EToKi
EToKi copied to clipboard
Need documentation on cgMLST
I am taking some notes on how I ran cgMLST, and I hope you can add documentation for it.
Create database: this took a very long time
# Downloaded the cgMLST scheme from enterobase FTP into Salmonella.cgMLSTv2.enterobase (undocumented)

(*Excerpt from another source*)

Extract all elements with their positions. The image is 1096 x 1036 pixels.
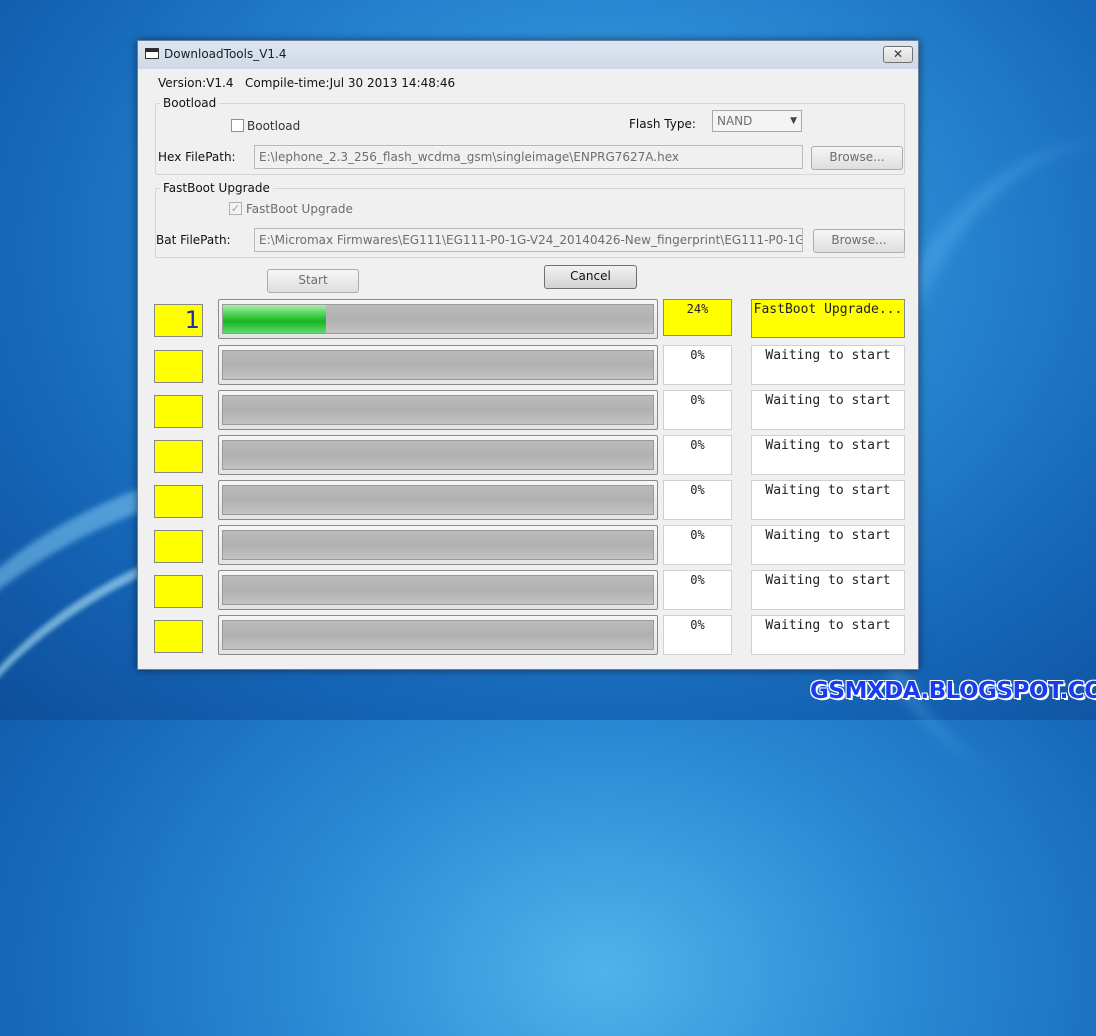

\ls -f1 Salmonella.cgMLSTv2.enterobase/*.fasta | \
grep -v cgMLST_v2_ref.fasta `# ignore already-established reference file` | \
xargs seqtk seq -l 0 `# cat out all the fasta contents and two-line fasta format` | \
perl -lane '
# get the id with '>' and the seq on the next line since it is in a two-line fasta format
$id=$F[0];
$seq=<>;
chomp($seq);
# I don't think this will matter but just avoid any infinite loops by quitting if we see the same sequence
my %seen;
if($seen{$id}++){print STDERR "Already seen $id. Done."; last;}
# Avoid deflines that might be problematic
if($id =~ /[^_>0-9a-zA-Z]/){
print STDERR "Skipping ".$id;
next;
}
print "$id\n$seq";
' > enterobase.filtered.fasta
I also need. I downloaded the cgMLST scheme for E.coli. When I tried to create the database for 4 days, the machine-time is only 1.2 hour. I found that the machine time nearly no longer increased when it was close to 1.2 hour. So I had to stop the command for creating a database.